11
votes

I'm inspecting the assembly language output of a C program I'm compiling for the ARM Android platform using GCC (the version included in the Android NDK).

I'm specifying the ARM instruction set which are 4 bytes in length rather than THUMB, but surprisingly, the emmited assembly language code is aligning functions to a 2 byte boundary!

Here is a sample of the generated code showing the wrong .align directive:

.Ltext0:
    .global __aeabi_dmul
    .global __aeabi_d2iz
    .section    .text.InitializeFIRFilter,"ax",%progbits
    .align  2
    .global InitializeFIRFilter
    .type   InitializeFIRFilter, %function
InitializeFIRFilter:
    .fnstart

According to this document, the correct alignment should be 4 which makes sense.

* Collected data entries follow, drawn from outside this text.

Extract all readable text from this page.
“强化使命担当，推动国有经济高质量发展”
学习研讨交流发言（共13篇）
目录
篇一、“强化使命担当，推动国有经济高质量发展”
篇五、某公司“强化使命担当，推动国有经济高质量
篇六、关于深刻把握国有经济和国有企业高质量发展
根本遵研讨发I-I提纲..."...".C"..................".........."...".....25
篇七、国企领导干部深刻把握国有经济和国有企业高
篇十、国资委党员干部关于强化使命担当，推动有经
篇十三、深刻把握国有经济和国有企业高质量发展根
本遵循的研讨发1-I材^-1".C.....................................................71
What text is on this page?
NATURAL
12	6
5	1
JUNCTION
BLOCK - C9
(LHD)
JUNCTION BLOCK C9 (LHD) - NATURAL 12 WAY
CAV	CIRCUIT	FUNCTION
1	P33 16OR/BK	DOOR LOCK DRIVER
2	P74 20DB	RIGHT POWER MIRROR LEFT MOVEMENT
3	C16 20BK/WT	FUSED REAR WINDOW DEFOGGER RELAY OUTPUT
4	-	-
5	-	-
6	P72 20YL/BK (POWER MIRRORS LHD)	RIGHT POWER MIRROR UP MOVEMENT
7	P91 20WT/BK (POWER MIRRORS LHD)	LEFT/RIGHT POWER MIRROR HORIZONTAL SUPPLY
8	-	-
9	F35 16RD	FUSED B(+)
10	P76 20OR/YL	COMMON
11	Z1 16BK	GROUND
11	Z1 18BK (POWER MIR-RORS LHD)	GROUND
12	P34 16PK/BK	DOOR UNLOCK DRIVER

I'm trying to force the alignment by using the -falign-functions=4 but it is being ignored.

Here are the build flags I'm specifying in the Android.mk file

LOCAL_PATH := $(call my-dir)
include $(CLEAR_VARS)
    LOCAL_ARM_MODE  := arm
    LOCAL_MODULE    := nativeJadeMobile
    LOCAL_SRC_FILES := nativeJadeMobile.c fftasm.s
    LOCAL_LDLIBS    := -llog
    LOCAL_CFLAGS += -marm -ffast-math -O2 -march=armv6 -falign-functions=4 -save-temps -S 
    include $(BUILD_SHARED_LIBRARY)

Can anybody spot what am I doing wrong, or know how can I enforce the correct code alignment? Thank you very much in advance!

1
For the record, the default mode of GCC on NDK is emitting a mix of ARM and Thumb code. Thumb instructions are aligned on 16-bit boundaries.Seva Alekseyev
Hopefully modern GCC will always use .p2align which is unambiguously a power of 2, rather than target-dependent whether it's a byte count or exponent.Peter Cordes

1 Answers

16
votes

According to the assembler's documentation, the .align pseudo op specifies a power of two for the ARM architecture. Therefore, the alignment is 2^2=4 bytes, which is correct.